医師の言うとおり、だいぶ落ち着いてきてはいるものの、話の中身はどこまで事実かつかみどころがない部分もあり、頭痛や不眠も解消してはいないようだった。
「きゃあー、やめてえ、痛い、痛ーい!」
廊下に出ると、小柄な三十歳前後の女性が、医師の手をふりほどこうとしながら金切り声を上げていた。
「先生の言うことは聞かないとだめですよ」
若い看護婦が女性の肩をたたく。
「私はね、私はどこもおかしくないの。この人がクスリ、クスリって、そんなことばっかり言って、それでここから出られないんじゃない。私は勉強しなくちゃならないんだから、もうほっといて」
「あなたがここまでよくなったのはぼくが出す薬を服んできたからだよ。それはわかるでしょう?」
「違うの。私は毎日、毎日、神様に手を合わせて拝んできたの。それで神様とお話ししてきたから……もう病院はいいって、そう神様も言ってるから……」
女性は医師の前に立ちながら、その視線は宙空をさまよっている。生気のない顔の上でくちびるだけが独立した生き物のようにわずかに動き、唾液の泡を吐き出し続けている。

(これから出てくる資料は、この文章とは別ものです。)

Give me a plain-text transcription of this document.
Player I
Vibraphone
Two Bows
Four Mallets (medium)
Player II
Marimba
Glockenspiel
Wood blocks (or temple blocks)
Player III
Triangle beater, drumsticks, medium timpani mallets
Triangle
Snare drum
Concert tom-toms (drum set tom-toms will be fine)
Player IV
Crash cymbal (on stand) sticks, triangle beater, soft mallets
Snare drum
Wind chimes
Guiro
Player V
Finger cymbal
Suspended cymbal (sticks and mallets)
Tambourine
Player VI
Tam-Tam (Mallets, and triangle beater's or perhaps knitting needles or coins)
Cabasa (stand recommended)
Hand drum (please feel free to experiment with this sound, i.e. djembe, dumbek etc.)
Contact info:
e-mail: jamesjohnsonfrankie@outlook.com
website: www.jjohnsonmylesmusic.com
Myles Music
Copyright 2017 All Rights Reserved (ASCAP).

その傍らを、年老いた女性が髪を両手で掻きむしり、何事がつぶやきながら、三人のやりとりにはまったく無関心な様子で通り過ぎていった。パジャマ姿の青年は白い陶器のような顔で、黙々と廊下や窓枠などを雑巾で拭いて回っている。
病院を出ると、春の陽光が目にしみた。あたたかい南風にほっとする。かすかに何かの花の香りと、土のにおいがした。
なぜ、ここに母を置いていかなければならないのだろうか。訳がわからなかった。
「おまえ運転してく?」
「うん。どうせ、またラーメン屋でビール飲むんだろ?」
「へへへ。一人で飲んじゃ悪いけど、それが楽しみだからな」
十代の頃はその軽薄さゆえにあまり好きではなかった父のだらしない笑い顔を横目に、ぼくは車のエンジンを始動させた。
「さあ、ゆっくりくつろいで。遠慮しないで食べてちょうだい」
アリソンばあさんはサンドイッチを盛った大皿を、ぼくと母の前にどんと置いた。